En ce 13 novembre 1916, c’est dans un brouillard épais que les soldats français du 2e régiment bis de zouaves sont partis à l’attaque. Positionnés dans les environs du petit village serbe de Slivica, ils ont face à eux des Bulgares, alliés de l’armée allemande. L’objectif est simple : sortir de leurs tranchées et parvenir jusqu’aux lignes ennemies. À 14 heures, l’assaut est donné. Pendant plusieurs heures, les zouaves progressent péniblement sous un déluge de feu. Les combats sont particulièrement violents. "Après des efforts sans cesse renouvelés, les lignes parviennent à distance d'assaut des positions fortifiées de l’ennemi et s'y jettent à la baïonnette vers 17 h 30", peut-on ainsi lire dans le journal du régiment. Cette rude journée se solde finalement par un succès : plus de 400 Bulgares sont faits prisonniers.

Mais dans les rangs du 2e bis de zouaves, de nombreux soldats manquent à l’appel. Plus de 80 ont été blessés et une trentaine ont perdu la vie, dont mon arrière grand-oncle Joseph Gondet, âgé de seulement 22 ans. Cent ans après son décès, au printemps dernier, j'ai suivi ses traces dans ce même village de Slivica qui appartient désormais à la Macédoine. Le fracas de l’artillerie et des tirs a laissé place au silence. Il n’y a pas âme qui vive dans ce petit coin montagneux des Balkans, mis à part une unique famille d'agriculteurs. Face à moi, la colline que Joseph a dû gravir sous le feu ennemi. D'en haut, le paysage est à couper le souffle. La nature est encore sauvage et les pentes sont couvertes de fleurs. D’ici, on domine toute cette région appelée boucle de la Cerna du nom de la rivière qui la traverse.

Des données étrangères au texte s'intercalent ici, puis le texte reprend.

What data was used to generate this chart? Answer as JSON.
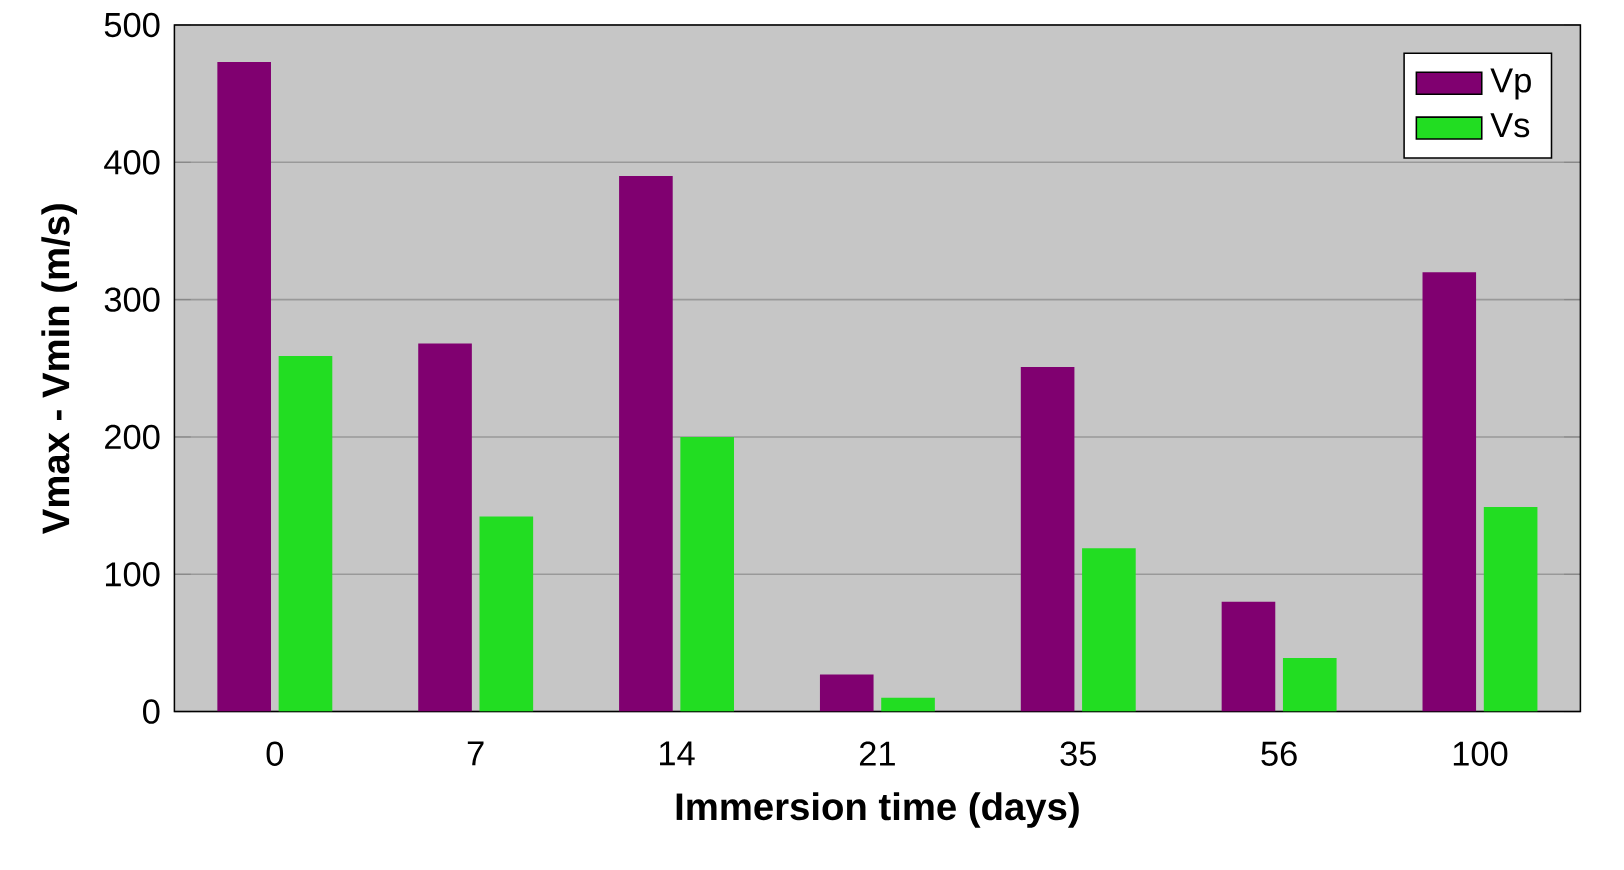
{
  "chart_data": {
    "type": "bar",
    "xlabel": "Immersion time (days)",
    "ylabel": "Vmax - Vmin (m/s)",
    "categories": [
      "0",
      "7",
      "14",
      "21",
      "35",
      "56",
      "100"
    ],
    "series": [
      {
        "name": "Vp",
        "color": "#800070",
        "values": [
          473,
          268,
          390,
          27,
          251,
          80,
          320
        ]
      },
      {
        "name": "Vs",
        "color": "#22dd22",
        "values": [
          259,
          142,
          200,
          10,
          119,
          39,
          149
        ]
      }
    ],
    "ylim": [
      0,
      500
    ],
    "yticks": [
      0,
      100,
      200,
      300,
      400,
      500
    ],
    "grid": "y",
    "legend": "top right"
  }
}
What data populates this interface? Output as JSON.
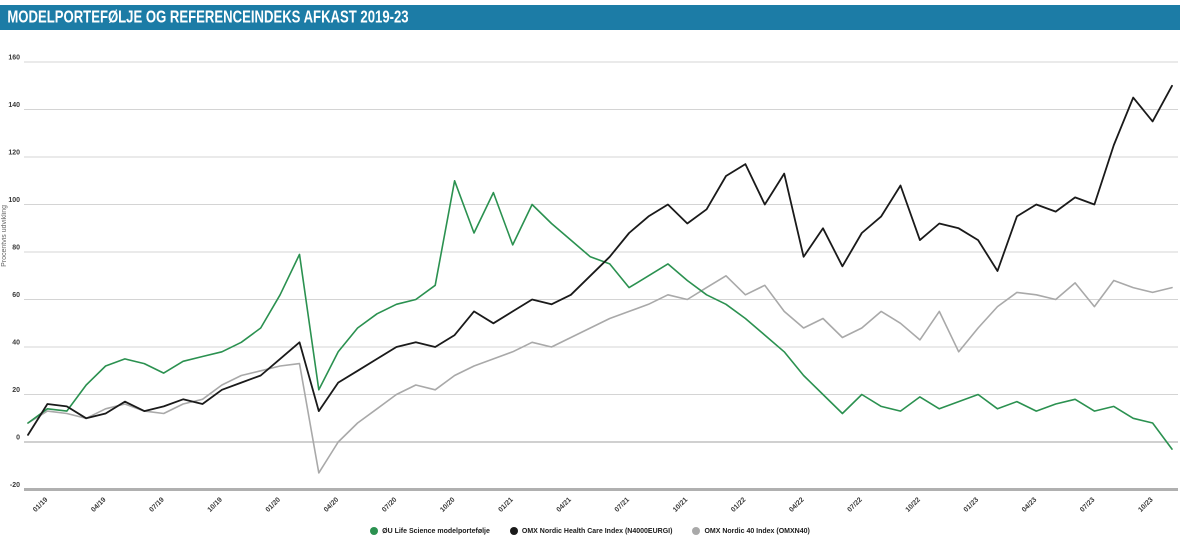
{
  "header": {
    "title": "MODELPORTEFØLJE OG REFERENCEINDEKS AFKAST 2019-23",
    "background_color": "#1c7ca6",
    "text_color": "#ffffff"
  },
  "chart_data": {
    "type": "line",
    "title": "Modelportefølje og referenceindeks afkast 2019-23",
    "ylabel": "Procentvis udvikling",
    "ylim": [
      -20,
      160
    ],
    "ytick_step": 20,
    "y_tick_labels": [
      "-20",
      "0",
      "20",
      "40",
      "60",
      "80",
      "100",
      "120",
      "140",
      "160"
    ],
    "grid": true,
    "legend_position": "bottom",
    "months": 60,
    "x_start": "01/19",
    "x_end": "12/23",
    "x_tick_months": [
      0,
      3,
      6,
      9,
      12,
      15,
      18,
      21,
      24,
      27,
      30,
      33,
      36,
      39,
      42,
      45,
      48,
      51,
      54,
      57
    ],
    "x_tick_labels": [
      "01/19",
      "04/19",
      "07/19",
      "10/19",
      "01/20",
      "04/20",
      "07/20",
      "10/20",
      "01/21",
      "04/21",
      "07/21",
      "10/21",
      "01/22",
      "04/22",
      "07/22",
      "10/22",
      "01/23",
      "04/23",
      "07/23",
      "10/23"
    ],
    "series": [
      {
        "name": "ØU Life Science modelportefølje",
        "color": "#2b9150",
        "values": [
          8,
          14,
          13,
          24,
          32,
          35,
          33,
          29,
          34,
          36,
          38,
          42,
          48,
          62,
          79,
          22,
          38,
          48,
          54,
          58,
          60,
          66,
          110,
          88,
          105,
          83,
          100,
          92,
          85,
          78,
          75,
          65,
          70,
          75,
          68,
          62,
          58,
          52,
          45,
          38,
          28,
          20,
          12,
          20,
          15,
          13,
          19,
          14,
          17,
          20,
          14,
          17,
          13,
          16,
          18,
          13,
          15,
          10,
          8,
          -3
        ]
      },
      {
        "name": "OMX Nordic Health Care Index (N4000EURGI)",
        "color": "#1a1a1a",
        "values": [
          3,
          16,
          15,
          10,
          12,
          17,
          13,
          15,
          18,
          16,
          22,
          25,
          28,
          35,
          42,
          13,
          25,
          30,
          35,
          40,
          42,
          40,
          45,
          55,
          50,
          55,
          60,
          58,
          62,
          70,
          78,
          88,
          95,
          100,
          92,
          98,
          112,
          117,
          100,
          113,
          78,
          90,
          74,
          88,
          95,
          108,
          85,
          92,
          90,
          85,
          72,
          95,
          100,
          97,
          103,
          100,
          125,
          145,
          135,
          150
        ]
      },
      {
        "name": "OMX Nordic 40 Index (OMXN40)",
        "color": "#a9a9a9",
        "values": [
          8,
          13,
          12,
          10,
          14,
          16,
          13,
          12,
          16,
          18,
          24,
          28,
          30,
          32,
          33,
          -13,
          0,
          8,
          14,
          20,
          24,
          22,
          28,
          32,
          35,
          38,
          42,
          40,
          44,
          48,
          52,
          55,
          58,
          62,
          60,
          65,
          70,
          62,
          66,
          55,
          48,
          52,
          44,
          48,
          55,
          50,
          43,
          55,
          38,
          48,
          57,
          63,
          62,
          60,
          67,
          57,
          68,
          65,
          63,
          65
        ]
      }
    ],
    "gridline_color": "#d4d4d4",
    "zero_line_color": "#c0c0c0",
    "bottom_line_color": "#b0b0b0"
  }
}
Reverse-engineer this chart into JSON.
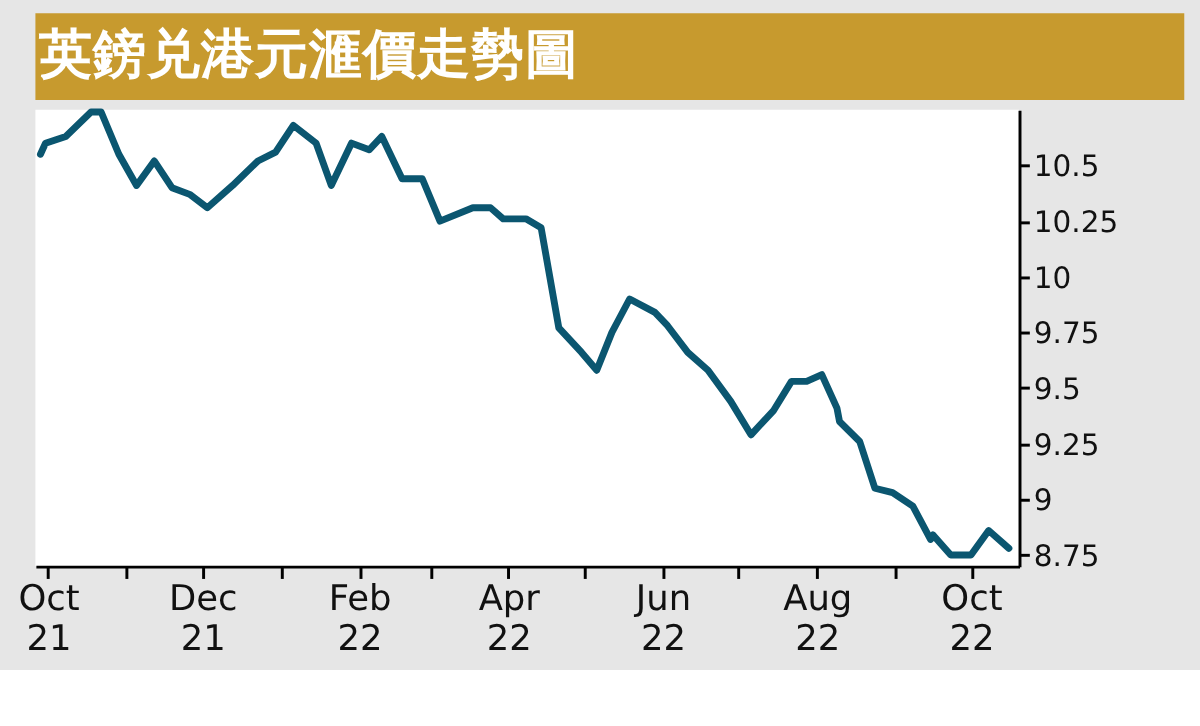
{
  "chart_data": {
    "type": "line",
    "title": "英鎊兑港元滙價走勢圖",
    "x": [
      "2021-09-28",
      "2021-09-30",
      "2021-10-08",
      "2021-10-18",
      "2021-10-22",
      "2021-10-29",
      "2021-11-05",
      "2021-11-12",
      "2021-11-19",
      "2021-11-26",
      "2021-12-03",
      "2021-12-13",
      "2021-12-23",
      "2021-12-30",
      "2022-01-06",
      "2022-01-15",
      "2022-01-21",
      "2022-01-29",
      "2022-02-05",
      "2022-02-10",
      "2022-02-18",
      "2022-02-26",
      "2022-03-05",
      "2022-03-18",
      "2022-03-25",
      "2022-03-30",
      "2022-04-08",
      "2022-04-14",
      "2022-04-21",
      "2022-04-30",
      "2022-05-06",
      "2022-05-12",
      "2022-05-19",
      "2022-05-29",
      "2022-06-03",
      "2022-06-11",
      "2022-06-19",
      "2022-06-28",
      "2022-07-06",
      "2022-07-15",
      "2022-07-22",
      "2022-07-28",
      "2022-08-03",
      "2022-08-09",
      "2022-08-10",
      "2022-08-18",
      "2022-08-24",
      "2022-08-31",
      "2022-09-08",
      "2022-09-15",
      "2022-09-16",
      "2022-09-23",
      "2022-10-01",
      "2022-10-08",
      "2022-10-16"
    ],
    "series": [
      {
        "color": "#0b5670",
        "values": [
          10.55,
          10.6,
          10.63,
          10.74,
          10.74,
          10.55,
          10.41,
          10.52,
          10.4,
          10.37,
          10.31,
          10.41,
          10.52,
          10.56,
          10.68,
          10.6,
          10.41,
          10.6,
          10.57,
          10.63,
          10.44,
          10.44,
          10.25,
          10.31,
          10.31,
          10.26,
          10.26,
          10.22,
          9.77,
          9.66,
          9.58,
          9.75,
          9.9,
          9.84,
          9.78,
          9.66,
          9.58,
          9.44,
          9.29,
          9.4,
          9.53,
          9.53,
          9.56,
          9.41,
          9.35,
          9.26,
          9.05,
          9.03,
          8.97,
          8.82,
          8.84,
          8.75,
          8.75,
          8.86,
          8.78
        ]
      }
    ],
    "xlim": [
      "2021-09-26",
      "2022-10-20"
    ],
    "xticks": [
      {
        "value": "2021-10-01",
        "label": "Oct\n21"
      },
      {
        "value": "2021-11-01",
        "label": null
      },
      {
        "value": "2021-12-01",
        "label": "Dec\n21"
      },
      {
        "value": "2022-01-01",
        "label": null
      },
      {
        "value": "2022-02-01",
        "label": "Feb\n22"
      },
      {
        "value": "2022-03-01",
        "label": null
      },
      {
        "value": "2022-04-01",
        "label": "Apr\n22"
      },
      {
        "value": "2022-05-01",
        "label": null
      },
      {
        "value": "2022-06-01",
        "label": "Jun\n22"
      },
      {
        "value": "2022-07-01",
        "label": null
      },
      {
        "value": "2022-08-01",
        "label": "Aug\n22"
      },
      {
        "value": "2022-09-01",
        "label": null
      },
      {
        "value": "2022-10-01",
        "label": "Oct\n22"
      }
    ],
    "ylim": [
      8.7,
      10.75
    ],
    "yticks": [
      8.75,
      9,
      9.25,
      9.5,
      9.75,
      10,
      10.25,
      10.5
    ],
    "grid": false,
    "marker": "none",
    "line_style": "solid"
  }
}
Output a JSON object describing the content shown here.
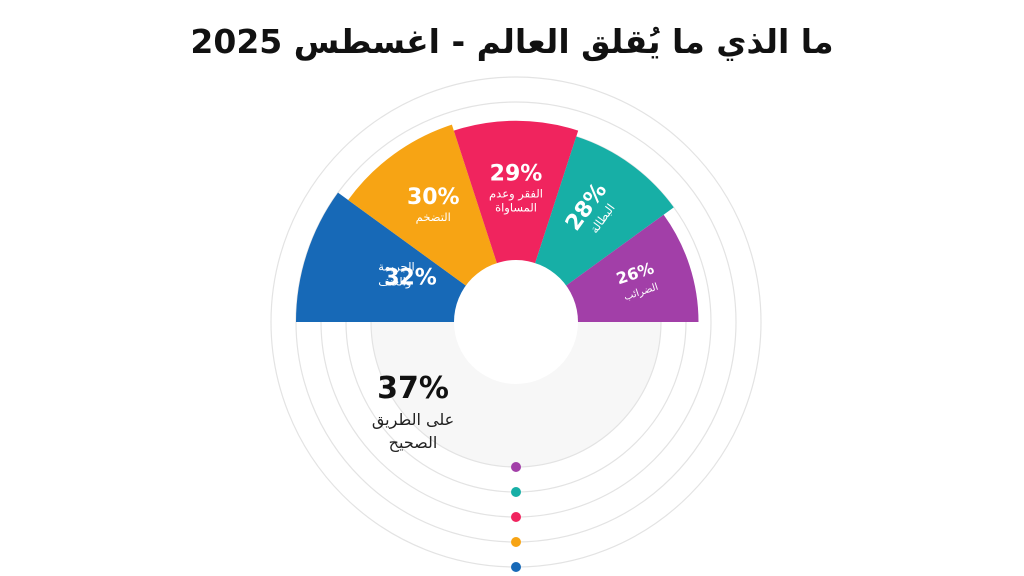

Des casques pour nourrir les cochons

En la contemplant, je me dis que c’est un bel endroit pour me recueillir en mémoire de mon arrière grand-oncle. De lui, je n’ai aucune photographie. Je n’ai retrouvé que quelques archives administratives, comme sa fiche de décès ou son nom sur le journal du régiment. Il n’a pas non plus de sépulture connue. De son passage sur cette terre de Macédoine, à 2500 km de sa Bretagne natale, il ne reste rien.

Pourtant en voyageant dans ce pays, je me rends rapidement compte que la Première Guerre mondiale a laissé une marque indélébile. Dans les villages que je traverse, je suis surprise de voir des fils barbelés de la Grande Guerre entourant des champs, des tôles de l’armée française en guise de toit pour les granges ou encore d’anciennes baïonnettes qui font office de piquets dans des jardins. "Après la guerre, les différentes armées ont laissé beaucoup de choses sur place. Le gouvernement a essayé de nettoyer, mais la population locale a gardé certains de ces objets métalliques pour les utiliser", m’explique mon guide Jove Pargovski, qui a créé un organisme touristique pour mieux faire connaître le Front d’Orient. "Je me rappelle que mon grand-père utilisait des casques pour nourrir ses cochons. On s’en servait aussi comme pots de chambre pour les bébés. De nombreux habitants ont des collections de cartouches ou de grenades".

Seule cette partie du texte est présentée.